The double bind for transgender people who do not need particular gender confirmation surgeries to live comfortably and consistently with their gender identity is even more apparent. Because such people are forbidden from using the public restrooms that correspond to their gender identity because they have not had the required surgery, every time they use a single-sex bathroom that does not match their gender expression, sensitive, intimate information about their identities and their bodies will be publicly disclosed. If they want to avoid such outing, they will be forced to undergo some sort of surgical intervention—surgery they may not need to live comfortably with their gender identity or that may be medically inadvisable or prohibitively expensive for a particular individual.

In addition to their social and human costs, these catch-22’s have legal implications. In particular, they amplify the claim asserted in the lawsuit challenging HB2 that the law interferes with an individual’s ability to refuse unwanted medical treatment and expands it by highlighting how HB2 also impedes the ability to pursue surgery for those transgender individuals who need it.

Several Supreme Court cases have suggested that the Constitution contains limits on the state’s ability to interfere with individual autonomy over medical treatment. For example, in Griswold v. Connecticut, the Supreme Court struck down as unconstitutional a law that penalized the use of contraception in part because it infringed on “an intimate relation of husband and wife and their physician’s role in one aspect of that relation.” Similarly, in Roe v. Wade, the court recognized that the decision of whether to have an abortion rests largely with the pregnant woman, informed by her physician’s medical judgment.

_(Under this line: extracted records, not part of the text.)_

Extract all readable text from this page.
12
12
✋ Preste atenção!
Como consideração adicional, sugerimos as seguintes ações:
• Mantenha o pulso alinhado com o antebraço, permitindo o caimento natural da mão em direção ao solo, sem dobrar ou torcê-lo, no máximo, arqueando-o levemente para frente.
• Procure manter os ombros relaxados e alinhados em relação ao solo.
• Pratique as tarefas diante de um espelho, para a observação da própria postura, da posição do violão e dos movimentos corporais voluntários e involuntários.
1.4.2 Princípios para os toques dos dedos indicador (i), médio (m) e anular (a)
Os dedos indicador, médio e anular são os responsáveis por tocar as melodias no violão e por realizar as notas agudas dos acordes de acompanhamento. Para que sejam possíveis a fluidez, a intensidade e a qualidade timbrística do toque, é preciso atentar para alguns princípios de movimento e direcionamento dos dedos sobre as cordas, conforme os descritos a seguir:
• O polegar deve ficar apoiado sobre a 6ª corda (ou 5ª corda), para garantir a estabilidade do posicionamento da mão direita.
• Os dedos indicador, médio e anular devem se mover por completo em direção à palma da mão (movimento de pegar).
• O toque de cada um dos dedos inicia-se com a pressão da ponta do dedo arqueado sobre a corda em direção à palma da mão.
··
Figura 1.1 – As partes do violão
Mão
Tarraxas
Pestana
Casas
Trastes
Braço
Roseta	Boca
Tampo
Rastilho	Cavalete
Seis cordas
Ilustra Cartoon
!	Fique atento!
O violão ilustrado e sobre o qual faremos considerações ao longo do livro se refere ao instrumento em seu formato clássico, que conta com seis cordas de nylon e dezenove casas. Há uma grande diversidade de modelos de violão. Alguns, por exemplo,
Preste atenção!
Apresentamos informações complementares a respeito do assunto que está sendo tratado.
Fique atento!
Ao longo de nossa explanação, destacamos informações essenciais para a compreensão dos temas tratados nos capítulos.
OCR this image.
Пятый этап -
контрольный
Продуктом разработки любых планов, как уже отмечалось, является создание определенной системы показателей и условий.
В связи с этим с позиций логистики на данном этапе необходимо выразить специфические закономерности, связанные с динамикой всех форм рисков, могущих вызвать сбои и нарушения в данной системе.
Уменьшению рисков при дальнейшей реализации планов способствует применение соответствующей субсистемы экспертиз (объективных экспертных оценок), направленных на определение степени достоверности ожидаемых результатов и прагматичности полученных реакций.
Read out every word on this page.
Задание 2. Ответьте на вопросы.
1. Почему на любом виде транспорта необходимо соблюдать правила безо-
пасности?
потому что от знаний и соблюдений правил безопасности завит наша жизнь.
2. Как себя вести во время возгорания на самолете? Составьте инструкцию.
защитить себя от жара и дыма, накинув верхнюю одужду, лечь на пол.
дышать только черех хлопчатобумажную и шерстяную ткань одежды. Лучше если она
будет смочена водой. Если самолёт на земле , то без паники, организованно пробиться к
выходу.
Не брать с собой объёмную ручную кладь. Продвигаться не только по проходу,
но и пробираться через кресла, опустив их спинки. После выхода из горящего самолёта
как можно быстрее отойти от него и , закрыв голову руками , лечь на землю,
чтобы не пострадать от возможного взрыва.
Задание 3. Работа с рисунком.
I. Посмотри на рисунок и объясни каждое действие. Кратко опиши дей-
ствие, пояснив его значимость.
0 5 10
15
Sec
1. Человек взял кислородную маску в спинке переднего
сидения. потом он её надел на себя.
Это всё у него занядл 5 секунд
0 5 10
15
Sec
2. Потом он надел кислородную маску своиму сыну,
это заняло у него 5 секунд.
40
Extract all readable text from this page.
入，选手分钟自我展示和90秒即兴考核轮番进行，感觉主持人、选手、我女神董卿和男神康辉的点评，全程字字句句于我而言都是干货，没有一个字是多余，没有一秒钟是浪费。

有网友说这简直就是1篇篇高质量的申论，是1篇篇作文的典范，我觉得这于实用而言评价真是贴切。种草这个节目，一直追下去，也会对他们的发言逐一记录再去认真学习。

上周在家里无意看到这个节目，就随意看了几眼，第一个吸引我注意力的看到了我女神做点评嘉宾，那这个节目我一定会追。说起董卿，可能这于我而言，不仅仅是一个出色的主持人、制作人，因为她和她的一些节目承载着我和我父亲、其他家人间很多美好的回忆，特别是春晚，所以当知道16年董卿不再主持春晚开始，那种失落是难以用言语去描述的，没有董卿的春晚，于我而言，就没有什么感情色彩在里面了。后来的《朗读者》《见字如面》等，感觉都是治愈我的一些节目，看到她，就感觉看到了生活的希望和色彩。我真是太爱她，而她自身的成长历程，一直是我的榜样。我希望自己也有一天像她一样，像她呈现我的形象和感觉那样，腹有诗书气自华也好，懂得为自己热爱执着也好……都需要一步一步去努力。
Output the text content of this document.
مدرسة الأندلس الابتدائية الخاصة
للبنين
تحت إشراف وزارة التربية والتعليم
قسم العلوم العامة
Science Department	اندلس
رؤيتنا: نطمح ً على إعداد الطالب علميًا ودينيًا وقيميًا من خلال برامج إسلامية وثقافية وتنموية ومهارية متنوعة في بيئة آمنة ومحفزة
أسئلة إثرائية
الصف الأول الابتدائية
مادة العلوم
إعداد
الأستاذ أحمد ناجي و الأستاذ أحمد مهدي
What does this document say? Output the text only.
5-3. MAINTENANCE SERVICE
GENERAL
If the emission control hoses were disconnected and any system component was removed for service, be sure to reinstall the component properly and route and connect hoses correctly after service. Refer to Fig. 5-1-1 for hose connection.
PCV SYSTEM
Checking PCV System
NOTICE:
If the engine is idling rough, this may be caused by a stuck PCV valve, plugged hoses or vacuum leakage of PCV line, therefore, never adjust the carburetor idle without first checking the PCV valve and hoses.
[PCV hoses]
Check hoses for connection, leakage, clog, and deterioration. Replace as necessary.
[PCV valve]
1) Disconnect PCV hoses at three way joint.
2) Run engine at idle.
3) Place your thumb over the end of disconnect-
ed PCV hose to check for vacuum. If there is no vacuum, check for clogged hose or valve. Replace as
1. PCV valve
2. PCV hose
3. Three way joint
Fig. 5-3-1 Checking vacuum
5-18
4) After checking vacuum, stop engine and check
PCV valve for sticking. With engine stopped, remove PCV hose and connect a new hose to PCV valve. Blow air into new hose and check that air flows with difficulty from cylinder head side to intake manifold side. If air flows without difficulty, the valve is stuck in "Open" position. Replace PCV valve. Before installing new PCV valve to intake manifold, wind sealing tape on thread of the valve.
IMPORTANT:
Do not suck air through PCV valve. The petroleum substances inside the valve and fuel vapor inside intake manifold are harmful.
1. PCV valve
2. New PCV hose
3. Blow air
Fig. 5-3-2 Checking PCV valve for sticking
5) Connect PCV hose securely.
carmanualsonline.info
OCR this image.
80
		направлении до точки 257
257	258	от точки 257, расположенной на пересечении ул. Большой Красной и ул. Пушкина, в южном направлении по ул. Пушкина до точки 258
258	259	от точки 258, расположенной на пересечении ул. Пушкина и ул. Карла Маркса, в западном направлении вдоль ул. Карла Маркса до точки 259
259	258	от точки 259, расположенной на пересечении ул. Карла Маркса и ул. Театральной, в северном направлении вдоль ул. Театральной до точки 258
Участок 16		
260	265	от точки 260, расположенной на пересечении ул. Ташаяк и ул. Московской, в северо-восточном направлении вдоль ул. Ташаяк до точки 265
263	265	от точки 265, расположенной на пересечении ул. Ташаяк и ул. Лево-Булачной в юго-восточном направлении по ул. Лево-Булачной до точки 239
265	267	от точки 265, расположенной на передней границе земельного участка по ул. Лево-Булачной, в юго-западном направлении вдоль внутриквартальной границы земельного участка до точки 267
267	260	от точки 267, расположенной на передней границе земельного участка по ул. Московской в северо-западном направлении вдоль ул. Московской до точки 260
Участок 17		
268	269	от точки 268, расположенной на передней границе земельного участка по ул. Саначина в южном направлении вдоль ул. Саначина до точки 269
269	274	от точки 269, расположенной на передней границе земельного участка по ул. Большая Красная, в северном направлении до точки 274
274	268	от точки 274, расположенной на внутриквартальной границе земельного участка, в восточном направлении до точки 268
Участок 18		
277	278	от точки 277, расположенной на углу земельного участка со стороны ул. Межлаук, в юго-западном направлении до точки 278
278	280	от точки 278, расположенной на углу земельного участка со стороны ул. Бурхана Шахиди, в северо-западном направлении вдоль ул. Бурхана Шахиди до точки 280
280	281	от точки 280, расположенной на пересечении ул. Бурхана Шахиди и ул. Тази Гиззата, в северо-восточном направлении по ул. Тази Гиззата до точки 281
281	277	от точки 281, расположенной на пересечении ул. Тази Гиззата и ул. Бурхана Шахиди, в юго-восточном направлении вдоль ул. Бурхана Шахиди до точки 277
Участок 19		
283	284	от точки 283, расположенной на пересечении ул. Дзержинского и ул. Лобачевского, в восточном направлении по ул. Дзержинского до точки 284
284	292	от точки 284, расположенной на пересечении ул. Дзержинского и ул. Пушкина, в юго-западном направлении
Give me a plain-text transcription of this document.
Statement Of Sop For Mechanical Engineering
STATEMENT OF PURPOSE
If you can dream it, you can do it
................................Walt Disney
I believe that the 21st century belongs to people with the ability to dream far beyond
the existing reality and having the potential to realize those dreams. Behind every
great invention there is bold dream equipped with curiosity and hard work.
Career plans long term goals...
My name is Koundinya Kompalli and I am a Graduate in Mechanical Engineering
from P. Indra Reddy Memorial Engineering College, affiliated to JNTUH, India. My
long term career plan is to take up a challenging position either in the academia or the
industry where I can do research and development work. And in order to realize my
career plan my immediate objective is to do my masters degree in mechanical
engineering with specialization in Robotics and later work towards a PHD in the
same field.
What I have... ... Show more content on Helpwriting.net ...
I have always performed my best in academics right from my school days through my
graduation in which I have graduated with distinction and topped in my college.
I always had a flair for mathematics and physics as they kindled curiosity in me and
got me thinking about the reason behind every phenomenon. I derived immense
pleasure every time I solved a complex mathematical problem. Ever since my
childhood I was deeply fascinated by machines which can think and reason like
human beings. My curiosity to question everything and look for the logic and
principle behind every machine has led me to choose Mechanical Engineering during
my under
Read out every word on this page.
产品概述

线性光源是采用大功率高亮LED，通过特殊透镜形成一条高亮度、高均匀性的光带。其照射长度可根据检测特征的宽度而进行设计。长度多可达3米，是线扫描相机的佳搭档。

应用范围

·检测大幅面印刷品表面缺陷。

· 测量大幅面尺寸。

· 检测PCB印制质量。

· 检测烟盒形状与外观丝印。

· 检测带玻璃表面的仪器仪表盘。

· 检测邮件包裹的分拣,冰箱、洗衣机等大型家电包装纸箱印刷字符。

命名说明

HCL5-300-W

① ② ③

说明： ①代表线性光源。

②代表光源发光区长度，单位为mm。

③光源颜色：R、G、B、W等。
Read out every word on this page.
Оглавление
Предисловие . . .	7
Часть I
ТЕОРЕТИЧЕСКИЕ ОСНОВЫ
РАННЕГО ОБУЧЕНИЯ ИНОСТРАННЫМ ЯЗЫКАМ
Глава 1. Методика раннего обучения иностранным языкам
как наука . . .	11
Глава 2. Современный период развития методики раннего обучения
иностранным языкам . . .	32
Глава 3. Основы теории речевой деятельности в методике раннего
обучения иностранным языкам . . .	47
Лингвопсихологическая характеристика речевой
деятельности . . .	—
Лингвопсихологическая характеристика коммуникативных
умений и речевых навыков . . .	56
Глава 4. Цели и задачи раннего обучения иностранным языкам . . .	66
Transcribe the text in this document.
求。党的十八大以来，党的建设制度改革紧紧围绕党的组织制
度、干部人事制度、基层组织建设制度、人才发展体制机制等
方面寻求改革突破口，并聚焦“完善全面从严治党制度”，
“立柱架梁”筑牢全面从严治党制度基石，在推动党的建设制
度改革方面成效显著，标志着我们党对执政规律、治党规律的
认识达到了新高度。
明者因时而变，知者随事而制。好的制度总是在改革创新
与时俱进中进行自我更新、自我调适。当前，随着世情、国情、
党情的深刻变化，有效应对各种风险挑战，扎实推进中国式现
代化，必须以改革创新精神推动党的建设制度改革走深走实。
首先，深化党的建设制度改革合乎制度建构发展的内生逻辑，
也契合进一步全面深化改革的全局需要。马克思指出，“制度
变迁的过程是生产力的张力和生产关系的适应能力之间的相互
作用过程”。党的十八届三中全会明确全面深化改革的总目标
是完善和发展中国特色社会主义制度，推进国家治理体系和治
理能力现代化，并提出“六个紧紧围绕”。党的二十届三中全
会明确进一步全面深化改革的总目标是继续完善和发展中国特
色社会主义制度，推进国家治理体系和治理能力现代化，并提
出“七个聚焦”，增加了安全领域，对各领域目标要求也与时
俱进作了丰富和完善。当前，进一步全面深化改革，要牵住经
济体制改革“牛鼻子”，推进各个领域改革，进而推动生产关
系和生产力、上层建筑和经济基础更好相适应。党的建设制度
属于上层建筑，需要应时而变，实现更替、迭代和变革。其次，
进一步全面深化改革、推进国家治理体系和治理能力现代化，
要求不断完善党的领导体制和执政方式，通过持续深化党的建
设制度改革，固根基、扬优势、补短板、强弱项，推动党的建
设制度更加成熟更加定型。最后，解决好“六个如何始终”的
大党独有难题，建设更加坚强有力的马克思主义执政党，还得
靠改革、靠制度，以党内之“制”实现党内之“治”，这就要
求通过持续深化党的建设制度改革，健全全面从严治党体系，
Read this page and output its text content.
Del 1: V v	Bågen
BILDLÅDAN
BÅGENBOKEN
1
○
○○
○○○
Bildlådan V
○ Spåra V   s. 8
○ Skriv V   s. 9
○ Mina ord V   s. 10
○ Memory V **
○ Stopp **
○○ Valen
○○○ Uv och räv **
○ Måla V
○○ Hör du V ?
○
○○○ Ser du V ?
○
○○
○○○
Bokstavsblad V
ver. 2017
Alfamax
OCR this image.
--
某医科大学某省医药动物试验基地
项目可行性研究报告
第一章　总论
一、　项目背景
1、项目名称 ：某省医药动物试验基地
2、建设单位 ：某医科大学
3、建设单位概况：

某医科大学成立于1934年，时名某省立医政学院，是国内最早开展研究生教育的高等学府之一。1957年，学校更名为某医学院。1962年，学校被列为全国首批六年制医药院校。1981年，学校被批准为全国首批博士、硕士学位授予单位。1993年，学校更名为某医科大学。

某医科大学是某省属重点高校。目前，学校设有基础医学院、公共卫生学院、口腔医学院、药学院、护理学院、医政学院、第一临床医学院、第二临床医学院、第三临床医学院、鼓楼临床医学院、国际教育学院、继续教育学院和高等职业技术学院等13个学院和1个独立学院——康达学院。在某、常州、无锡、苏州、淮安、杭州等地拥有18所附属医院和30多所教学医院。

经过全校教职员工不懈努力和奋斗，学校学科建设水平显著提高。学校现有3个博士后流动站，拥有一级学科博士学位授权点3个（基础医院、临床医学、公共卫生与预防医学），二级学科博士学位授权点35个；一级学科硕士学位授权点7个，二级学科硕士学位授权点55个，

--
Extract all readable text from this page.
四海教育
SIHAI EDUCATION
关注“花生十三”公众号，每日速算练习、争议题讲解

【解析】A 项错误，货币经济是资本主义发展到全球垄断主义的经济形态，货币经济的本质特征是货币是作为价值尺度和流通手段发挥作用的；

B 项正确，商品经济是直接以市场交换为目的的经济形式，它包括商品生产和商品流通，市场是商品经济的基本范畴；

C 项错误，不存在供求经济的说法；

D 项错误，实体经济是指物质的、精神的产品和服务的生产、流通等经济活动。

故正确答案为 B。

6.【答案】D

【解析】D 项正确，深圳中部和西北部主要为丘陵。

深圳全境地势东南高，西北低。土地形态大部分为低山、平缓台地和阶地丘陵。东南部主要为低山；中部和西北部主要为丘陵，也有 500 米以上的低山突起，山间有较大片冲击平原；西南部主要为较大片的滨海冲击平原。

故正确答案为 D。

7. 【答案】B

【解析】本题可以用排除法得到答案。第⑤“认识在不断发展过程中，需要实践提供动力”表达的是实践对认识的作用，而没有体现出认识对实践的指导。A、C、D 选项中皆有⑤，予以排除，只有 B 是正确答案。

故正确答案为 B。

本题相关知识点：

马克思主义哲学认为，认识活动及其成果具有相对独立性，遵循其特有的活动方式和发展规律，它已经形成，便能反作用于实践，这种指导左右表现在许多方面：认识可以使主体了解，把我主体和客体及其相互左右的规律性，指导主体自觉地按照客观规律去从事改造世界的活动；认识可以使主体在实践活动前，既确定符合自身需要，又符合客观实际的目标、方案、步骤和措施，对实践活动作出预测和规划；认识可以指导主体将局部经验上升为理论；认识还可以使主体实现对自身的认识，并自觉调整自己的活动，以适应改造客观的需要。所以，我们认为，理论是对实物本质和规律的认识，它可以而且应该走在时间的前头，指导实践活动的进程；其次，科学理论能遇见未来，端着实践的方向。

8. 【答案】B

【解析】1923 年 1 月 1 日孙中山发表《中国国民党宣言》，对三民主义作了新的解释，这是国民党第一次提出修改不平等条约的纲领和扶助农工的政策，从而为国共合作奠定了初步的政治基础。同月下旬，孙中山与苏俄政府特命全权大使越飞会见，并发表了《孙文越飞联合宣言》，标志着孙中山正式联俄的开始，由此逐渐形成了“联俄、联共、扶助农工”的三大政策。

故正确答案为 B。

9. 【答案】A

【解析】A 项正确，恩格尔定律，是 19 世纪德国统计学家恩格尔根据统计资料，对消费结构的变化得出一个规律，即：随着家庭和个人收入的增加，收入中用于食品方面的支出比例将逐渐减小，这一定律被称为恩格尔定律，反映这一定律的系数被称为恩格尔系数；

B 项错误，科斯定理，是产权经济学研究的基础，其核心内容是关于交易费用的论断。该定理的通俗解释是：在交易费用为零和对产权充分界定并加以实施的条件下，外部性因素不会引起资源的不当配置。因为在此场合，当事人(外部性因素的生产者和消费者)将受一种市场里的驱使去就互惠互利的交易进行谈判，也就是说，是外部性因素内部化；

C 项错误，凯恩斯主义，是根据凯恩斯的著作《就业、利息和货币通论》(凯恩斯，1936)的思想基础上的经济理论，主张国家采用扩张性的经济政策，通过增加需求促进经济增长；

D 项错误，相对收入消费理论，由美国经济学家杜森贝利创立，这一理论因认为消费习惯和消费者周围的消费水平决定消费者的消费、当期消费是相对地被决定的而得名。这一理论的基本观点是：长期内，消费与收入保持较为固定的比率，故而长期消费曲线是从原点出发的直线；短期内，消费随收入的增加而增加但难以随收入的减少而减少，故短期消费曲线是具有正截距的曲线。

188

Even in Washington v. Glucksberg, where the court held that the Due Process Clause did not protect the ability to commit assisted suicide, the court seemed to acknowledge an individual’s interest in making autonomous medical decisions. Relatedly, in Cruzan v. Director, Missouri Department of Health, the Supreme Court recognized the importance of bodily integrity and assumed “that the United States Constitution would grant a competent person a constitutionally protected right to refuse lifesaving hydration and nutrition.”

Of course, rights are rarely absolute, and there is an important place for state regulation of physicians, medical treatment, and medicine, particularly when public health concerns are at stake. But a law unmoored from medical research and passed willy-nilly in a one-day special session without meaningful public debate does not constitute such a regulation.

Based on this authority, it seems likely that North Carolina’s two-fold interference with individual control over their medical decisions—in effect, compelling those who haven’t had surgery to get it, but at the same time interfering with the recommended standards of care for surgery—runs afoul of these constitutional protections. North Carolina should reverse course and repeal HB2, protecting its citizens’ rights.